Por Frida Rebollar.
El ritmo de vida actual ha llevado a muchas personas a comer en solitario, ya sea por falta de tiempo, por cambios en la estructura familiar o por costumbres adquiridas. Sin embargo, esta práctica puede tener efectos negativos en la salud física y emocional.
Según un estudio de la Fundación Mapfre y el Instituto de Alimentación y Sociedad de la Universidad CEU San Pablo, un 23 % de los adultos en España comen o cenan solos de manera habitual. A su vez, ha disminuido considerablemente el porcentaje de personas que conversan mientras comen, reemplazando este hábito con el uso del móvil o la televisión.
Las consecuencias de esta tendencia no son menores. Investigaciones de la Universidad de Cambridge revelan que las personas mayores de 50 años que viven solas tienden a consumir menos vegetales y tienen una dieta de menor calidad.
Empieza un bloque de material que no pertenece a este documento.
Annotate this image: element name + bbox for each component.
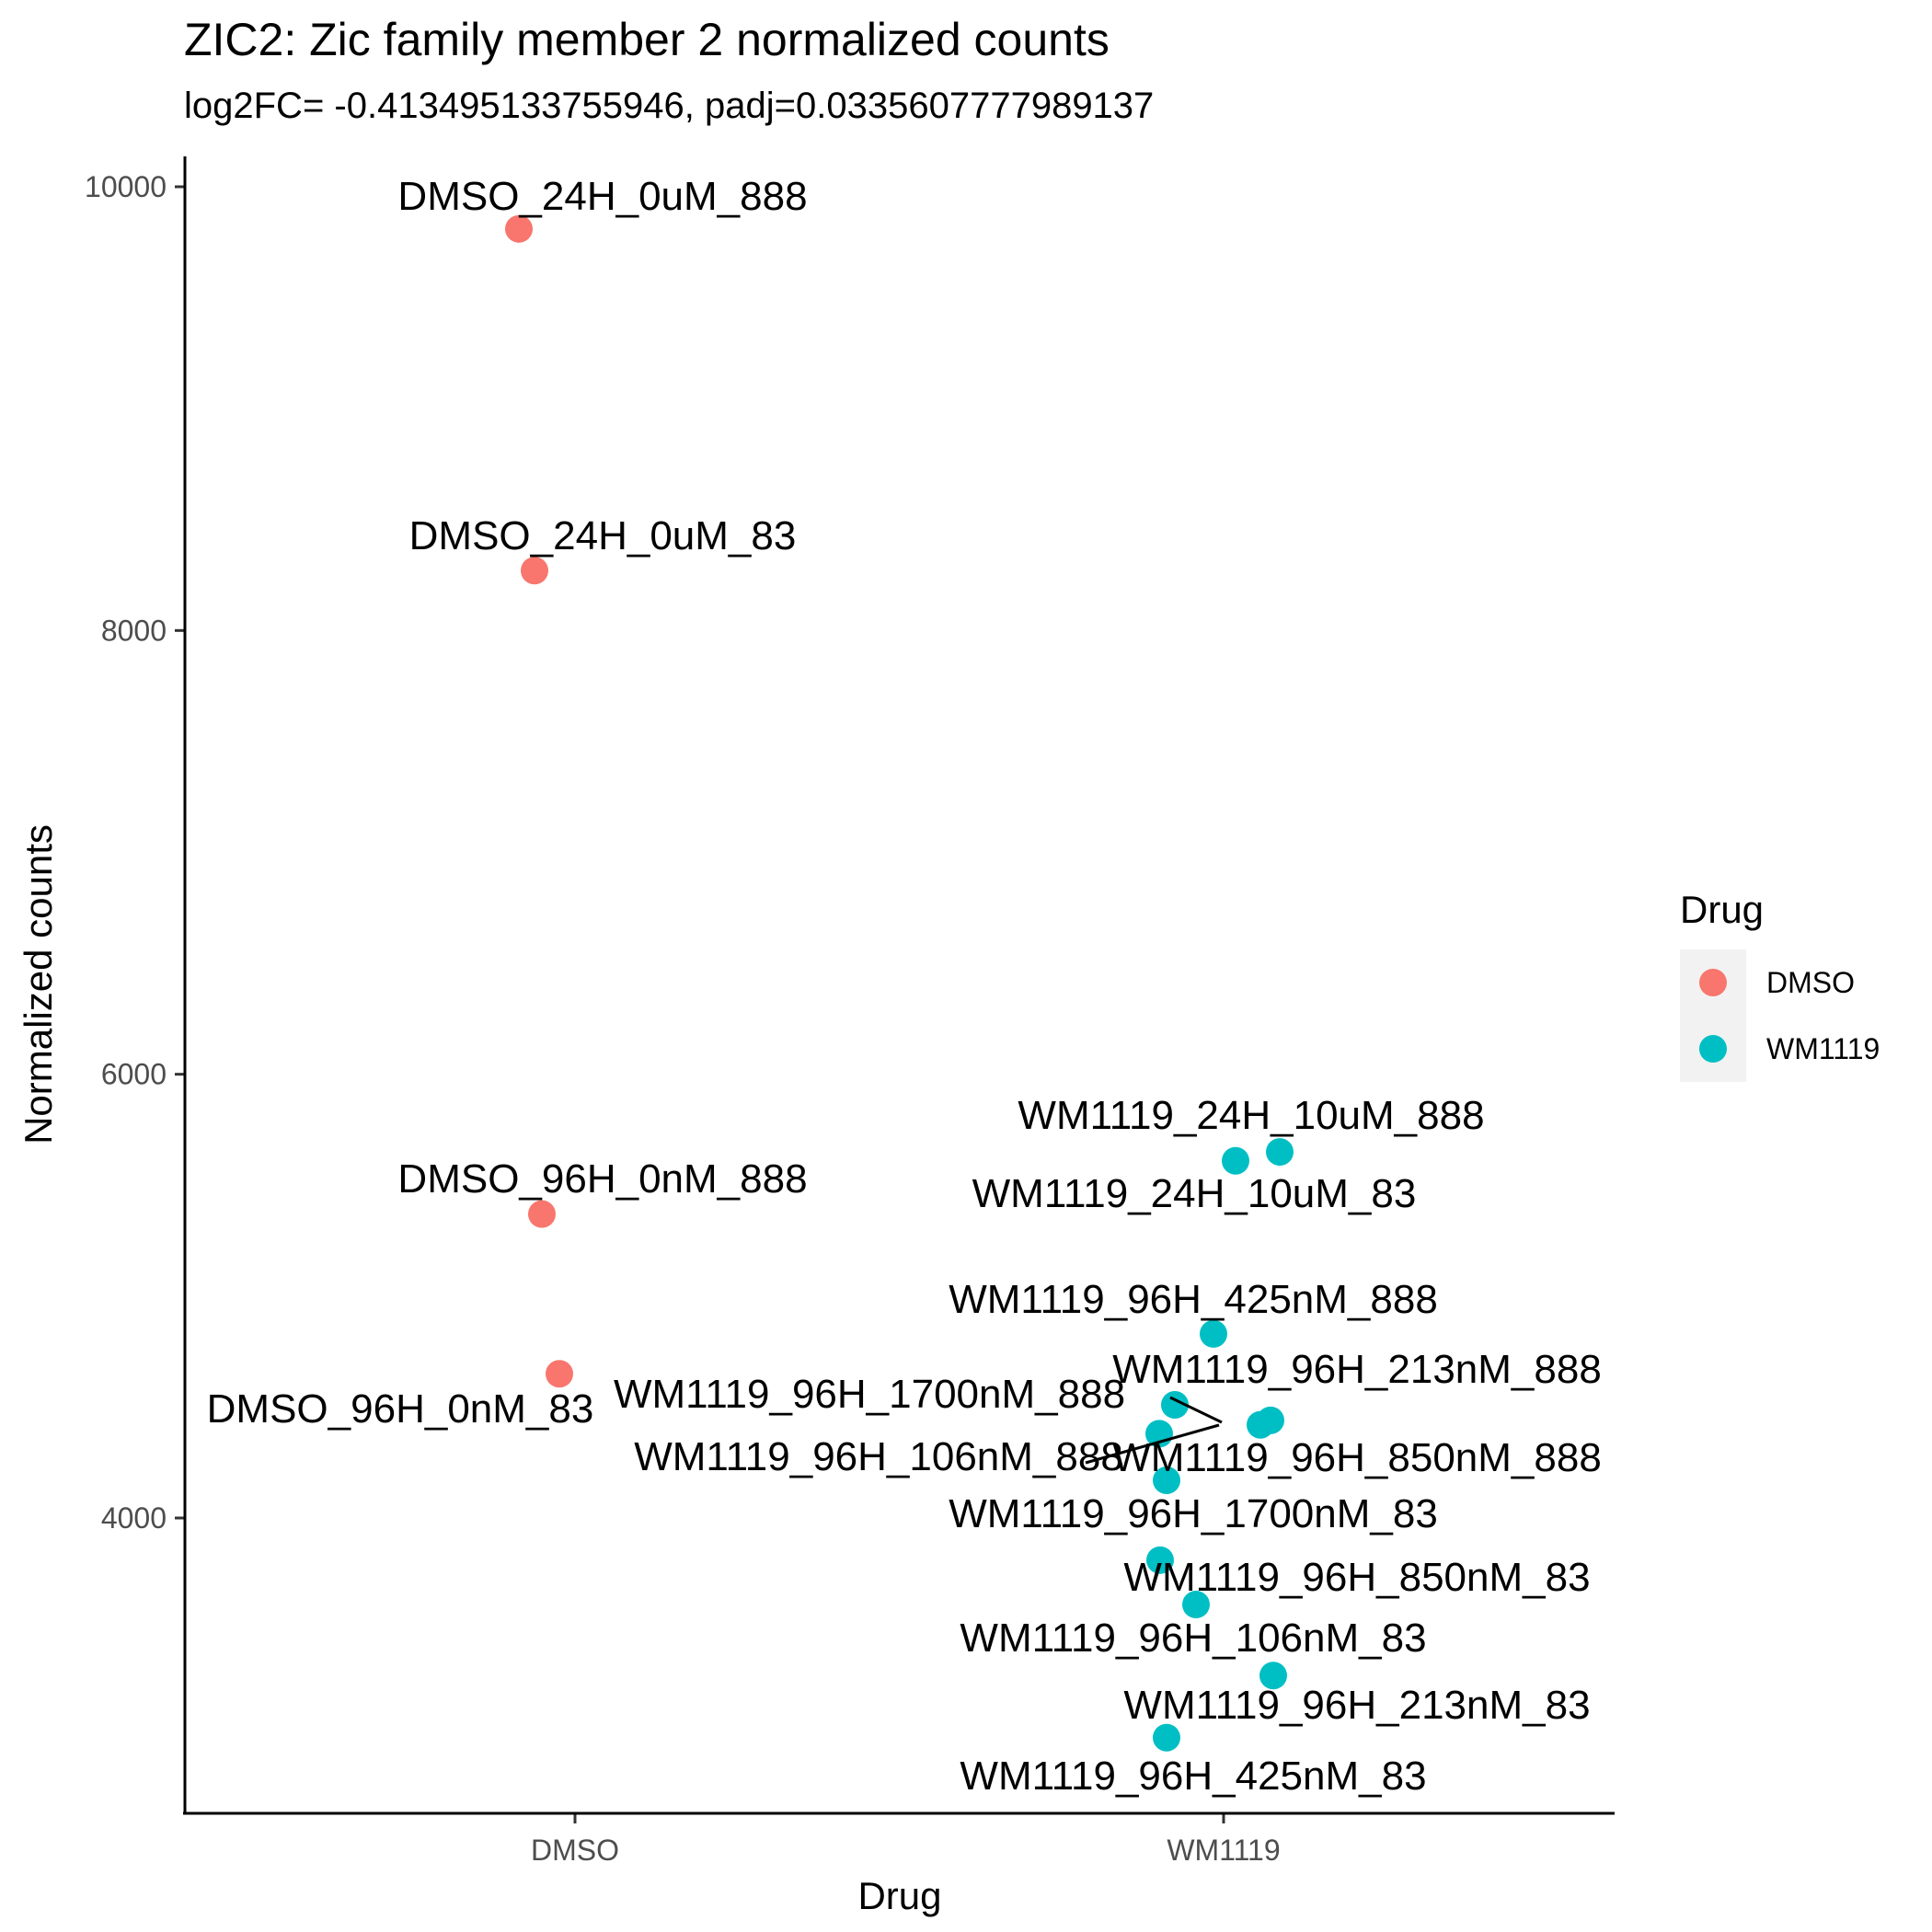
- chart-title: ZIC2: Zic family member 2 normalized cou…: [184, 14, 1110, 65]
- data-label: WM1119_96H_425nM_888: [949, 1277, 1438, 1322]
- data-label: WM1119_96H_1700nM_83: [949, 1491, 1438, 1536]
- data-point: [546, 1360, 573, 1388]
- legend-key: [1699, 1035, 1727, 1063]
- data-label: WM1119_24H_10uM_83: [972, 1171, 1417, 1216]
- data-point: [1222, 1146, 1249, 1175]
- data-label: DMSO_24H_0uM_83: [409, 513, 797, 558]
- data-label: WM1119_96H_1700nM_888: [614, 1372, 1125, 1417]
- data-label: WM1119_96H_213nM_83: [1123, 1683, 1590, 1728]
- data-labels: DMSO_24H_0uM_888 DMSO_24H_0uM_83 DMSO_96H_…: [207, 174, 1602, 1799]
- data-point: [1161, 1391, 1189, 1420]
- x-axis-title: Drug: [857, 1874, 941, 1917]
- data-label: DMSO_24H_0uM_888: [397, 174, 807, 219]
- x-axis-ticks: DMSO WM1119: [531, 1813, 1281, 1867]
- data-point: [528, 1200, 556, 1228]
- label-leader-line: [1169, 1396, 1223, 1424]
- data-point: [1266, 1138, 1294, 1167]
- legend: Drug DMSO WM1119: [1680, 888, 1880, 1082]
- data-label: DMSO_96H_0nM_888: [397, 1156, 807, 1202]
- data-label: WM1119_96H_213nM_888: [1112, 1347, 1602, 1392]
- data-point: [1153, 1723, 1180, 1752]
- data-point: [505, 214, 533, 243]
- y-tick-label: 4000: [101, 1501, 167, 1535]
- legend-label: WM1119: [1766, 1032, 1880, 1065]
- data-points: [505, 214, 1294, 1752]
- data-point: [521, 557, 548, 585]
- y-tick-label: 8000: [101, 614, 167, 647]
- data-label: WM1119_96H_850nM_888: [1112, 1435, 1602, 1480]
- legend-items: DMSO WM1119: [1699, 966, 1880, 1065]
- data-label: DMSO_96H_0nM_83: [207, 1386, 594, 1432]
- legend-key: [1699, 969, 1727, 996]
- x-tick-label: DMSO: [531, 1834, 619, 1867]
- data-label: WM1119_96H_425nM_83: [960, 1754, 1426, 1799]
- data-point: [1259, 1662, 1287, 1690]
- chart-subtitle: log2FC= -0.413495133755946, padj=0.03356…: [184, 86, 1154, 126]
- data-point: [1146, 1546, 1174, 1574]
- legend-label: DMSO: [1766, 966, 1855, 999]
- data-point: [1247, 1410, 1274, 1439]
- data-label: WM1119_96H_106nM_83: [960, 1616, 1426, 1661]
- data-point: [1200, 1319, 1227, 1348]
- data-point: [1182, 1591, 1210, 1619]
- y-axis-ticks: 4000 6000 8000 10000: [85, 170, 185, 1535]
- data-label: WM1119_96H_850nM_83: [1123, 1555, 1590, 1600]
- x-tick-label: WM1119: [1167, 1834, 1280, 1867]
- y-axis-title: Normalized counts: [17, 824, 60, 1144]
- legend-title: Drug: [1680, 888, 1764, 931]
- label-leader-line: [1085, 1423, 1220, 1465]
- data-point: [1153, 1466, 1180, 1495]
- data-label: WM1119_96H_106nM_888: [634, 1434, 1123, 1479]
- y-tick-label: 10000: [85, 170, 167, 203]
- y-tick-label: 6000: [101, 1058, 167, 1091]
- data-label: WM1119_24H_10uM_888: [1018, 1093, 1484, 1138]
Además, el aislamiento social está vinculado a mayores niveles de estrés y ansiedad, e incluso a un impacto en la salud comparable al de fumar 15 cigarrillos diarios.
No obstante, hay quienes eligen conscientemente comer en solitario como una experiencia de disfrute personal. La diferencia radica en si la soledad es impuesta o voluntaria. Disfrutar de una comida a solas en un ambiente agradable, prestando atención a los alimentos y a las sensaciones que estos generan, puede ser una práctica positiva. En cambio, cuando la soledad es consecuencia de la falta de vínculos sociales, puede tener un impacto negativo en la salud física y emocional.
Comer no es solo alimentarse, es también una expresión cultural y un acto de conexión humana. Incorporar el hábito de compartir la mesa puede mejorar la calidad de vida, promover una alimentación saludable y fortalecer los lazos personales. La comida, en definitiva, sabe mejor cuando se disfruta en buena compañía.